Bundesrat lehnt Entlastungsprämie ab - Hamburg fordert Änderungen - (Foto: Sitzung des Bundesrates am 08.05.2026)
Der Bundesrat hat das Steuerberatungsgesetz mit der Entlastungsprämie und der Anhebung des Mindesthebesatzes für die Gewerbesteuer abgelehnt. Hamburg wollte das Gesetz passieren lassen und hatte sich im Vorfeld für Kompromisse eingesetzt, teilte der Finanzsenator mit. Der Hamburger Senat setzt sich weiterhin für einen Konsens zwischen Bund und Ländern bei finanzwirksamen Gesetzen ein. Finanzsenator Andreas Dressel äußerte, dass der Gesetzentwurf aus der CDU-geführten Bundesregierung stamme und vor allem an den CDU/CSU-geführten Ländern gescheitert sei.

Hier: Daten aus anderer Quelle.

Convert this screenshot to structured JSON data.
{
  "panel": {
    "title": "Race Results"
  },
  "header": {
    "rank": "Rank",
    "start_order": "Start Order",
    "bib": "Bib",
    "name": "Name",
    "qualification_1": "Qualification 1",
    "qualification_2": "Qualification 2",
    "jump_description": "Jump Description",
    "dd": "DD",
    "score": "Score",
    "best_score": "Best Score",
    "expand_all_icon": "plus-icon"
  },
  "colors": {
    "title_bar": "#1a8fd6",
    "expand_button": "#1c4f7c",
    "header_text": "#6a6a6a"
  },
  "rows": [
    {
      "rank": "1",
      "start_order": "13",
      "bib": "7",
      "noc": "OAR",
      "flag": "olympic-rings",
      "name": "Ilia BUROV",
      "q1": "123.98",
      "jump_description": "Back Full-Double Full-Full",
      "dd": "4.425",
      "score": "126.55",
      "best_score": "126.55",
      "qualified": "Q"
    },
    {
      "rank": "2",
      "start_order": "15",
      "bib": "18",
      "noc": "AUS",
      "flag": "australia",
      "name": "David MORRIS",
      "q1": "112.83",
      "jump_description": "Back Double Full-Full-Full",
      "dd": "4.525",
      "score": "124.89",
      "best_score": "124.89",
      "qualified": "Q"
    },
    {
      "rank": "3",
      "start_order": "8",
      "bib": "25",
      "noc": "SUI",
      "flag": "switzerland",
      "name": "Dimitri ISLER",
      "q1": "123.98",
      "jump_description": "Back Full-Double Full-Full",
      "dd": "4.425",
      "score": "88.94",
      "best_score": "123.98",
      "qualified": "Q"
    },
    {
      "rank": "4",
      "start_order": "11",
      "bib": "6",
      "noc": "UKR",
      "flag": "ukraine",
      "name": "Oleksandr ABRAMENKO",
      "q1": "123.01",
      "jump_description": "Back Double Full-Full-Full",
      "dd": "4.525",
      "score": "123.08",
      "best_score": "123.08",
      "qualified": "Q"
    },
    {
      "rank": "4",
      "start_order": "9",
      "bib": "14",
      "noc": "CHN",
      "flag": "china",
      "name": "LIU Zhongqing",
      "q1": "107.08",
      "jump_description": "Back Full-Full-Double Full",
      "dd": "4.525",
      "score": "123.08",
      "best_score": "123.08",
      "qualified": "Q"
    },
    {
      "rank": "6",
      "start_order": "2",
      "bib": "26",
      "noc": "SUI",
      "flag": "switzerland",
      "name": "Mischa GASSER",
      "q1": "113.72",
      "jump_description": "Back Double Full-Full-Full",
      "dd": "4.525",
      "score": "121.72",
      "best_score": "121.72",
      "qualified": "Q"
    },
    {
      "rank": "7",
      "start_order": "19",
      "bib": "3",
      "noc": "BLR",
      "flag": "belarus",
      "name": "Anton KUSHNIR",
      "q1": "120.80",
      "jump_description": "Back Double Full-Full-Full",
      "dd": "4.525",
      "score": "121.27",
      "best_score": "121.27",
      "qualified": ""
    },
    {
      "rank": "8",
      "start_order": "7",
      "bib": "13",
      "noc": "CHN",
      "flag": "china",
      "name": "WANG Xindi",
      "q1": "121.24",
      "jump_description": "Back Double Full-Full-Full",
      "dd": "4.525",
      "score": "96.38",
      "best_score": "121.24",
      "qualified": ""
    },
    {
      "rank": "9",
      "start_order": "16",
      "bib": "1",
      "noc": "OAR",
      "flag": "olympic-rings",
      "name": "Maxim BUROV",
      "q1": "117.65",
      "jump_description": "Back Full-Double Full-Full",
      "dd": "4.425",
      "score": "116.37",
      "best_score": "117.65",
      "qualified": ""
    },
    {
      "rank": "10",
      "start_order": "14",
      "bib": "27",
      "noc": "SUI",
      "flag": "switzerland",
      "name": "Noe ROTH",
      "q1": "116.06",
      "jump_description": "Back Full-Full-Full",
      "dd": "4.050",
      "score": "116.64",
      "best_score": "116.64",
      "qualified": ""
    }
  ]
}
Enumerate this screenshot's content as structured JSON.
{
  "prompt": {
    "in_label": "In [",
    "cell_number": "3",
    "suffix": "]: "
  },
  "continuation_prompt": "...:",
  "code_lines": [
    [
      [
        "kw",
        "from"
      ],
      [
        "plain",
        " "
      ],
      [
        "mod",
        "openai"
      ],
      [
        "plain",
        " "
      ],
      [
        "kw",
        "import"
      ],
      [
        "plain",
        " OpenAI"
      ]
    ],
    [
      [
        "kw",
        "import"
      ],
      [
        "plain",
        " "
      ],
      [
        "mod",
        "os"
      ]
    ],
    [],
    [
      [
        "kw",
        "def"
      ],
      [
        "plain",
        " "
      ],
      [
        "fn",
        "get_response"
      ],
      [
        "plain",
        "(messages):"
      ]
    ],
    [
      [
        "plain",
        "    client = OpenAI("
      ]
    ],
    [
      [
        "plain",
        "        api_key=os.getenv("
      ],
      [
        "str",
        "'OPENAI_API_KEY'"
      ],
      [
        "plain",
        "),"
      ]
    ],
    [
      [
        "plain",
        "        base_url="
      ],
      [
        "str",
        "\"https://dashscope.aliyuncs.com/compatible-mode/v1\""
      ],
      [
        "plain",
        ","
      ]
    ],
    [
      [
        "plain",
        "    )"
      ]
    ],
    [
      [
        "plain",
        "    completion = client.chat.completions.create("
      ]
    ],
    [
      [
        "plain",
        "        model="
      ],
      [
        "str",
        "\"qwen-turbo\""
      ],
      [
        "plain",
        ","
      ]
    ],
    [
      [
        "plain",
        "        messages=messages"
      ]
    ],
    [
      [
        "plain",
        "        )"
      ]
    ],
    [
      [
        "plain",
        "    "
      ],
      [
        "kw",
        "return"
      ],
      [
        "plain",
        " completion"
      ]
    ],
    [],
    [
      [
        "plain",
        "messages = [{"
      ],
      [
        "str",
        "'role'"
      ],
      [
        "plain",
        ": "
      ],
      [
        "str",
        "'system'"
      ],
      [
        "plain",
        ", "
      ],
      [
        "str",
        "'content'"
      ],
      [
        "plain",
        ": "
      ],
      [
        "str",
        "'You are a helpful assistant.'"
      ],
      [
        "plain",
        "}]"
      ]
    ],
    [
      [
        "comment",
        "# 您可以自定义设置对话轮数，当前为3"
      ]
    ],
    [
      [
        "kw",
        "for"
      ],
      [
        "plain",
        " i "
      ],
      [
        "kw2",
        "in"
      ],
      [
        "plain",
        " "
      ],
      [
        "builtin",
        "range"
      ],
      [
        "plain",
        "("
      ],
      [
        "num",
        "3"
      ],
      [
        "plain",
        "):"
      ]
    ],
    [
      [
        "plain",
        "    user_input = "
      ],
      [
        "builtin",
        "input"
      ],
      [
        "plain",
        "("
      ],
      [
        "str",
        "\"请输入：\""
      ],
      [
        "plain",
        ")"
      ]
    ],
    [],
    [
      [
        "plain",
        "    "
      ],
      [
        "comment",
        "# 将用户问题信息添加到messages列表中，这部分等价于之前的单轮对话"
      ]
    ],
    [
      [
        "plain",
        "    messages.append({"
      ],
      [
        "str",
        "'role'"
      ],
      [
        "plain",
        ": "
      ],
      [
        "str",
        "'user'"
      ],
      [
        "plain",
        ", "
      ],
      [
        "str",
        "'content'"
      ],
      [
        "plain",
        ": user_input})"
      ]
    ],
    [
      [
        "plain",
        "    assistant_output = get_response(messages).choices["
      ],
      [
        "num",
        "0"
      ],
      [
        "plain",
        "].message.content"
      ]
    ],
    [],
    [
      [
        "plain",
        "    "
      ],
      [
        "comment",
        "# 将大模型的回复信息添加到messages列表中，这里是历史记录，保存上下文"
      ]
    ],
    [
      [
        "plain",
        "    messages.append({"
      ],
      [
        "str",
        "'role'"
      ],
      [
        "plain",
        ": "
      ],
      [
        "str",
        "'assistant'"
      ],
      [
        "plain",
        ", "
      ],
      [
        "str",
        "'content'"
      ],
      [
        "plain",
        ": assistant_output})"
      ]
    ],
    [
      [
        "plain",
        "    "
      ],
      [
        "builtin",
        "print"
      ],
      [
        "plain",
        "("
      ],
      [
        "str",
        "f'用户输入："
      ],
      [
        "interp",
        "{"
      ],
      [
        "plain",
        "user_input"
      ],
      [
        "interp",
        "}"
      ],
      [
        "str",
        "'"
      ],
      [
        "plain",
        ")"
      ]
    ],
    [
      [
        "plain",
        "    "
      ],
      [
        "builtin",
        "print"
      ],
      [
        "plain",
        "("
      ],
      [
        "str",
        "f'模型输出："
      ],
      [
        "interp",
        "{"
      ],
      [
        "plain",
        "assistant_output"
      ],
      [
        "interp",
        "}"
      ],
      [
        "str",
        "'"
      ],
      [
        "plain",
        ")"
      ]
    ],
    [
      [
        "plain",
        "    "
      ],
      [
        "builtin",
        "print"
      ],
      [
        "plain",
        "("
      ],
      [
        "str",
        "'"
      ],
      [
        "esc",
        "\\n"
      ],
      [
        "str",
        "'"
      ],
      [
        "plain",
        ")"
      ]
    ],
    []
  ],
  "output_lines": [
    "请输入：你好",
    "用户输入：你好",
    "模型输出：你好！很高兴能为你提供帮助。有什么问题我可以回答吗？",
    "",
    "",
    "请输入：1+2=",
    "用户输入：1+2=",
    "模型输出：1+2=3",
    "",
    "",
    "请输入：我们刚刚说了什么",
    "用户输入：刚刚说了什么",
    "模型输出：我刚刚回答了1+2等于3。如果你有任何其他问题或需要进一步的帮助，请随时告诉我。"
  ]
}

Er betonte, dass die Länder dem Bund einen Kompromissweg aufgezeigt hätten, um die kommunalen Mindereinnahmen in Höhe von 700 Millionen Euro auszugleichen. Die Ablehnung des Gesetzentwurfs biete die Möglichkeit, diesen zu überarbeiten und zu ergänzen. Dressel wies darauf hin, dass eine steuerfreie Entlastungsprämie in anstehenden Tarifverhandlungen einen Beitrag zu Entlastungen leisten könne, jedoch nicht als Allheilmittel in der aktuellen Krise tauge. Im Gesetzentwurf war auch die Anhebung des Mindesthebesatzes der Gewerbesteuer enthalten. Hamburg hatte sich für einen erhöhten Mindesthebesatz von 300 Prozent stark gemacht, um dem Problem der Gewerbesteueroasen entgegenzuwirken. Dressel kritisierte, dass einige Unternehmen die kommunale Infrastruktur größerer Städte nutzen, aber ihre Gewerbesteuer in Kommunen mit niedrigeren Hebesätzen zahlen, was zu erheblichen Steuerausfällen führt. Er forderte eine Anhebung des Mindesthebesatzes, um Scheinsitzverlegungen in Steueroasen zu unterbinden.